Gerechten uit de keuken van Hongarije
Aratógulyás
Oogst goulash
Deze “oogst-goulash” (“aratás” betekent “oogst”) dankt zijn naam zonder twijfel aan de groenten die erin zijn verwerkt: bonen, tomaten, paprika’s, aardappelen en pepers. De pepertjes die gewoonlijk in deze goulash gebruikt worden zijn de Hongaarse kerspepers, de cseresznyepaprika. Het zijn kleine, ronde pepertjes die eruit zien als kersen. De pepers hebben een intens zoete smaak en zijn wat betreft scherpte vergelijkbaar met Jalapeño pepers. Deze goulash mag namelijk best een beetje gepeperd zijn. Dat gaat uitstekend samen met het gerookte varkensvlees dat in dit recept gebruikt wordt.
(Lajos Deák Ébner, terugkerende maaiers, 1881)
voor deze Hongaarse aratógulyás halen we in huis:
1 kg. gerookt, niet te mager varkensvlees (b.v. Kasseler Nacken)
250 gr. gedroogde kievitsbonen
1 ui
1 tl. scherp paprikapoeder
3 middelgrote aardappelen
2 groene paprika’s
2 tomaten
3 – 4 tenen knoflook
1 – 2 Hongaarse kerspepers (zie hierboven)
zout
De bonen week je een nacht in koud water. De volgende dag ververs je het water. Breng het aan de kook, laat het een paar minuten rustig doorkoken en giet ze dan af.
Snipper de ui en bak hem in reuzel of olie tot hij glazig wordt. Haal de pan van het vuur en strooi er een tl. paprikapoeder overheen. Meteen afblussen met water.
Het varkensvlees snij je in blokjes. Die gaan in de pan samen met de bonen plus een snuf zout. Giet er zoveel vocht bij dat het allemaal ruim onder staat en laat het een uurtje zachtjes koken.

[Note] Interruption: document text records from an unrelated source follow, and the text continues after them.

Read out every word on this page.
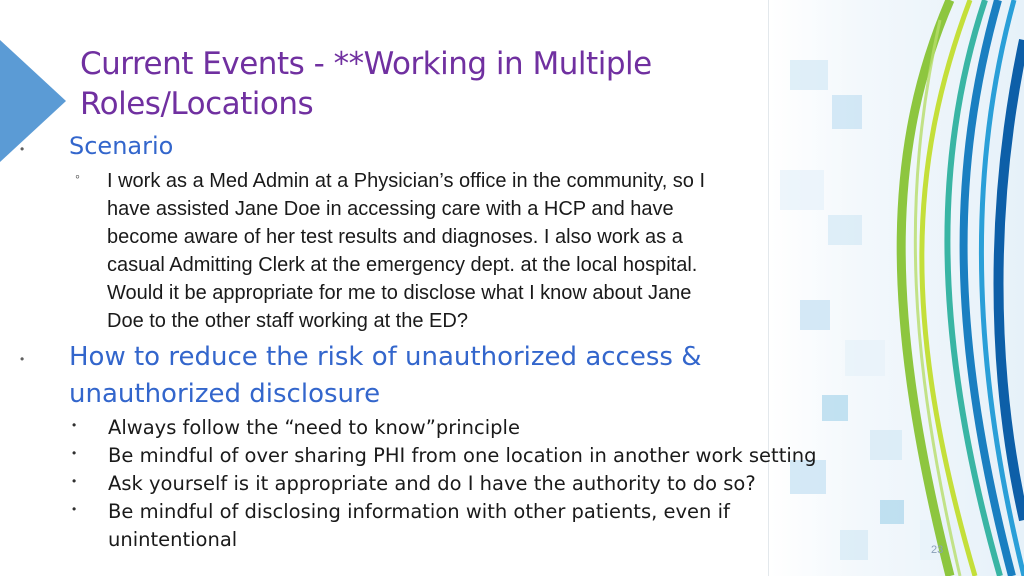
Current Events - **Working in Multiple
Roles/Locations
• Scenario
◦ I work as a Med Admin at a Physician’s office in the community, so I
have assisted Jane Doe in accessing care with a HCP and have
become aware of her test results and diagnoses. I also work as a
casual Admitting Clerk at the emergency dept. at the local hospital.
Would it be appropriate for me to disclose what I know about Jane
Doe to the other staff working at the ED?
• How to reduce the risk of unauthorized access &
unauthorized disclosure
• Always follow the “need to know”principle
• Be mindful of over sharing PHI from one location in another work setting
• Ask yourself is it appropriate and do I have the authority to do so?
• Be mindful of disclosing information with other patients, even if
unintentional	23
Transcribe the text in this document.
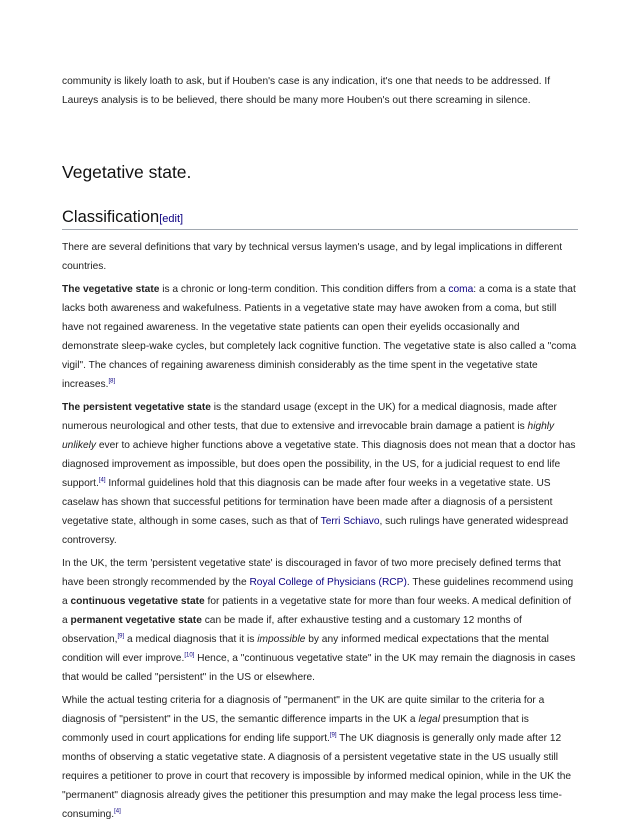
community is likely loath to ask, but if Houben's case is any indication, it's one that needs to be addressed. If Laureys analysis is to be believed, there should be many more Houben's out there screaming in silence.

Vegetative state.
Classification[edit]

There are several definitions that vary by technical versus laymen's usage, and by legal implications in different countries.

The vegetative state is a chronic or long-term condition. This condition differs from a coma: a coma is a state that lacks both awareness and wakefulness. Patients in a vegetative state may have awoken from a coma, but still have not regained awareness. In the vegetative state patients can open their eyelids occasionally and demonstrate sleep-wake cycles, but completely lack cognitive function. The vegetative state is also called a "coma vigil". The chances of regaining awareness diminish considerably as the time spent in the vegetative state increases.[8]

The persistent vegetative state is the standard usage (except in the UK) for a medical diagnosis, made after numerous neurological and other tests, that due to extensive and irrevocable brain damage a patient is highly unlikely ever to achieve higher functions above a vegetative state. This diagnosis does not mean that a doctor has diagnosed improvement as impossible, but does open the possibility, in the US, for a judicial request to end life support.[4] Informal guidelines hold that this diagnosis can be made after four weeks in a vegetative state. US caselaw has shown that successful petitions for termination have been made after a diagnosis of a persistent vegetative state, although in some cases, such as that of Terri Schiavo, such rulings have generated widespread controversy.

In the UK, the term 'persistent vegetative state' is discouraged in favor of two more precisely defined terms that have been strongly recommended by the Royal College of Physicians (RCP). These guidelines recommend using a continuous vegetative state for patients in a vegetative state for more than four weeks. A medical definition of a permanent vegetative state can be made if, after exhaustive testing and a customary 12 months of observation,[9] a medical diagnosis that it is impossible by any informed medical expectations that the mental condition will ever improve.[10] Hence, a "continuous vegetative state" in the UK may remain the diagnosis in cases that would be called "persistent" in the US or elsewhere.

While the actual testing criteria for a diagnosis of "permanent" in the UK are quite similar to the criteria for a diagnosis of "persistent" in the US, the semantic difference imparts in the UK a legal presumption that is commonly used in court applications for ending life support.[9] The UK diagnosis is generally only made after 12 months of observing a static vegetative state. A diagnosis of a persistent vegetative state in the US usually still requires a petitioner to prove in court that recovery is impossible by informed medical opinion, while in the UK the "permanent" diagnosis already gives the petitioner this presumption and may make the legal process less time-consuming.[4]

Ondertussen maak je de groenten schoon. De aardappelen, de paprika en de tomaat snij je in blokjes. De knoflook hak je fijn. Verwijder het zaad uit de pepertjes en snij ze in stukjes of reepjes. Als de bonen half gaar zijn gaat de rest van de ingrediënten erbij, plus weer wat extra water zodat het allemaal goed nat blijft. Laat het koken tot de groenten gaar zijn.
Eventueel binden met wat in water opgeloste bloem en afproeven op zout. Doe er ten slotte een gulle hand csipetke bij. Die laat je nog een paar minuten meekoken, tot ze gaar zijn.